The answer to this question can be found by a deep study of the Lie Algebra of the group SO(3).
SO(3) is the group of rotations in three space. According to the principle axis theorem, there will be three principle axis for these rotations, corresponding to the three orthogonal axis of rotations. It must be noted that rotations in three space do not commute.
The algebra of infinitesimal rotations (lie algebra) along the principle axis is defined, as are all algebra's, by the commutation relations of the various elements.
The lie algebra elements of SO(3) are (linear) operator's which rotate a point in three space infinitesimally along one of the three principle axis. These infinitesimal rotations have the form of derivatives, which you should know are the most important class of linear operators.
It turns out that the commutation relations of the various derivative functions used in the theory of angular momentum [d/dr, d/d(theta), d/d(phi)], are the same commutation relations possessed by the lie algebra of SO(3). There is no mystery to this:
The lie algebra of SO(3) has the characteristic property that if A, B, C are the lie algebra for rotations about the principle axis, then any rotation in three space R (i.e. any element of SO(3) ), can be written as:
R = exp(xA)exp(yB)exp(zC), for some real numbers x,y,z.
Now it's very important to remark that the exponential function of a lie algebra does not posses the same properties as the exponential of say a complex number. This is because these exponential functions do not commute. By the Baker-Hausdorff formula we learn their commutation relation.
It should be noted that the equation which defines lie algebra's, the Jacobi identity, is also satisfied by the curvature tensor of the gravitational field. This helps to explain the fundamental importance of lie algebra's in theoretical physics. A general lie group is defined as a manifold with a group structure, and most lie groups do posses what could be called a "curvature". The lie algebra elements correspond to vectors which define the tangent plane to the manifold at a given point.
The nice thing about our lie algebra exponential is that it satisfies the same derivative rules, i.e. we can find the lie algebra by taking the derivative of the exponential function as illustrated below:
A = d/dx[exp(xA)] evaluated at x = 0.
In other words, for an arbitrary finite rotation along a principle axis, R(w), we can find the lie algebra for that axis by the formula.
A = d/dw[R(w)] evaluated at w = 0.
The foundation of quantum theory is that measurable physical quantities are represented by operators which do not commute. Therefore, the basic problem of quantum mechanics is to find the commutation relations for operators that correspond to physical quantities.

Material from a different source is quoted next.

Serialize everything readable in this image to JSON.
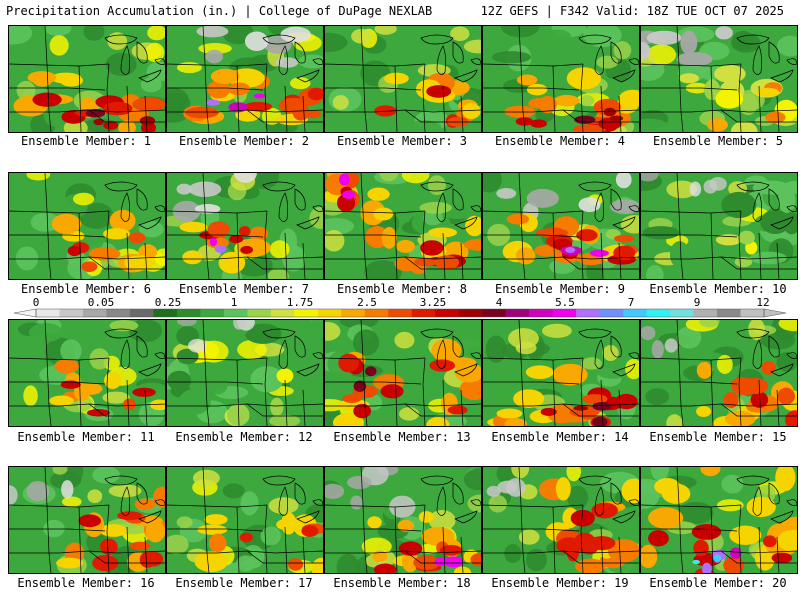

It turns out that the groups U(1) (EM), SU(2) (weak), and SU(3) (strong) are fundamental for high energy physics because their commutation relations are the same as for the most important fundamental physical quantities; these are all lie groups. We say, with some hand waving, that the fundamental particles ARE the lie algebra of these groups (i.e. for each lie algebra element of these groups, there corresponds a certain fundamental particle)
The significance of Lie Groups/Algebra's can be appreciated by considering the geometry of U(1), whose lie algebra corresponds to the photon. As is well known, the photon is it's own anti-particle; but it does have two spin states. These spin states correspond to the fact that the group U(1) is not simply connected, but contains two disconnected subgroups which are characterized by orientation, or in other words, by the sign of the determinant of the matrix which represents a given element of U(1).
It is now clear why the commutation relations for the derivative's (angular momentum operators) have the same form as for the lie algebra of SO(3); as well as why it "makes sense" to introduce derivatives as operators.